Background on William H. Freeman
Bill Freeman's brief life came to a tragic end when he contracted malaria as a prisoner of war in the Philippines during the early years of the Second World War. The eldest of five children of Louis W. and Sarah V. Freeman, Bill was born on April 14, 1920, and raised in working class Athol, Mass. Despite the hardships of the Great Depression, his parents strung together a series of jobs that supported the family -- his father working as a painter and factory watchman, his mother in a tool factory and at a restaurant -- enabling Bill to continue in school. Known for his talent as a singer, he won an amateur night contest as a junior and was serious enough at his craft to study with the Fortier Music and Dramatic Studios in Worcester and to perform publicly in central Massachusetts as a bass soloist.

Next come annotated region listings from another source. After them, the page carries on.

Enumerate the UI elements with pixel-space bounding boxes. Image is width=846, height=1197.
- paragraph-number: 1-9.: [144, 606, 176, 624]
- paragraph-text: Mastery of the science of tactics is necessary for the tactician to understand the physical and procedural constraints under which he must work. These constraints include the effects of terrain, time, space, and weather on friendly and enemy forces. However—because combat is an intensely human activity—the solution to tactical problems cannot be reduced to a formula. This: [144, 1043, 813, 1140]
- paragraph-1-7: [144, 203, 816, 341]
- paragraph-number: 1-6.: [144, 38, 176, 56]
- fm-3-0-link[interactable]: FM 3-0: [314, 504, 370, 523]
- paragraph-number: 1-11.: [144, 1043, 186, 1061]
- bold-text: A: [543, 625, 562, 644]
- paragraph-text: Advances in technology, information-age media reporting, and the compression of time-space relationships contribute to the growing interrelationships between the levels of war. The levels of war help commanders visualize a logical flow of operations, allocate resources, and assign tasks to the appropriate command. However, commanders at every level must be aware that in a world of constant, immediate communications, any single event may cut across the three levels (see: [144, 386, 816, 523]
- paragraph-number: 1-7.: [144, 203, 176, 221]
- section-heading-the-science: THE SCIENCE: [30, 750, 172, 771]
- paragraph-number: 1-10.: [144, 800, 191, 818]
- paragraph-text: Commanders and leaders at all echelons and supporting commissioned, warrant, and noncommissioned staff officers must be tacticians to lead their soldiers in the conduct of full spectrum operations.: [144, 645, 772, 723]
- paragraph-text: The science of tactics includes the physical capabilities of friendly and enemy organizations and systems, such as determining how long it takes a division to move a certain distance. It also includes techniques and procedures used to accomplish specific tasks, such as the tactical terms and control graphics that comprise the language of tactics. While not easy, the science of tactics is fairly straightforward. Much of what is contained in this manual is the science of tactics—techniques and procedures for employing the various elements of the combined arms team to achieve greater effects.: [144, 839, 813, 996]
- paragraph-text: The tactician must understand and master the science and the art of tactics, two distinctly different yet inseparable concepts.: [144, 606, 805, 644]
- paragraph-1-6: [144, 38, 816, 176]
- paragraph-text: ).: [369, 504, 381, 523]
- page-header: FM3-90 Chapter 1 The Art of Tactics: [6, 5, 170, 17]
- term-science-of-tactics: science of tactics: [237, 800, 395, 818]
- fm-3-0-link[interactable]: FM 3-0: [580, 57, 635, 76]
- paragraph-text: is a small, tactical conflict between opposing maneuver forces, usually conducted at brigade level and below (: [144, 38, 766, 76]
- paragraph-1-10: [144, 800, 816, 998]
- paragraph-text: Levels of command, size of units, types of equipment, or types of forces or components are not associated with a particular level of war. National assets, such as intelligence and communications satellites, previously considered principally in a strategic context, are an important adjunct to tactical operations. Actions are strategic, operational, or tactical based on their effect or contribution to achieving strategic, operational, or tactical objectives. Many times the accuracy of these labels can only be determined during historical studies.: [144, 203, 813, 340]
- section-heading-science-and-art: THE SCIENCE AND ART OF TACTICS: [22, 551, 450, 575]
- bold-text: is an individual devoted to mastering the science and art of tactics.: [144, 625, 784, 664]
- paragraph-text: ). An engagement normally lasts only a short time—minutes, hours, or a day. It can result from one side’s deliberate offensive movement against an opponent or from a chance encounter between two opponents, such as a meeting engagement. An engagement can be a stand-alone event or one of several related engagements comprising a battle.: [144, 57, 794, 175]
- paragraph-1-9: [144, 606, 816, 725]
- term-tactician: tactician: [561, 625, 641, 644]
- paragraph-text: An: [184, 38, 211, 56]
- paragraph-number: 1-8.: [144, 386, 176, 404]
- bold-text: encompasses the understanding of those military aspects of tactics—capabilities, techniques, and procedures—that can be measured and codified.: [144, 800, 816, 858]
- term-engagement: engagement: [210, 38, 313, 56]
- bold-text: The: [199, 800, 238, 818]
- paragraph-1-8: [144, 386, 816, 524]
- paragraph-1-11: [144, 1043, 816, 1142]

After receiving his diploma from Athol High School in 1938, Freeman made ends meet as a reeling worker at the Athol Manufacturing Company, a manufacturer of artificial leather, until the growing threat of war made him rethink his future. With war looming in both Europe and Asia, he left civilian life to enlist in the Army Air Corps on October 2, 1940, joining the 20th Air Base Group as part of the Far East Air Force. Stationed at Nichols Field in the Philippines early in 1941, Freeman was among the thousands of American and Filipino servicemen taken prisoner by the invading Japanese army, and although he survived the Bataan Death March, he succumbed to cerebral malaria at the Cabanatuan Prison Camp on July 10, 1942. He was reinterred and buried with his parents in Gethsemane Cemetery in Athol.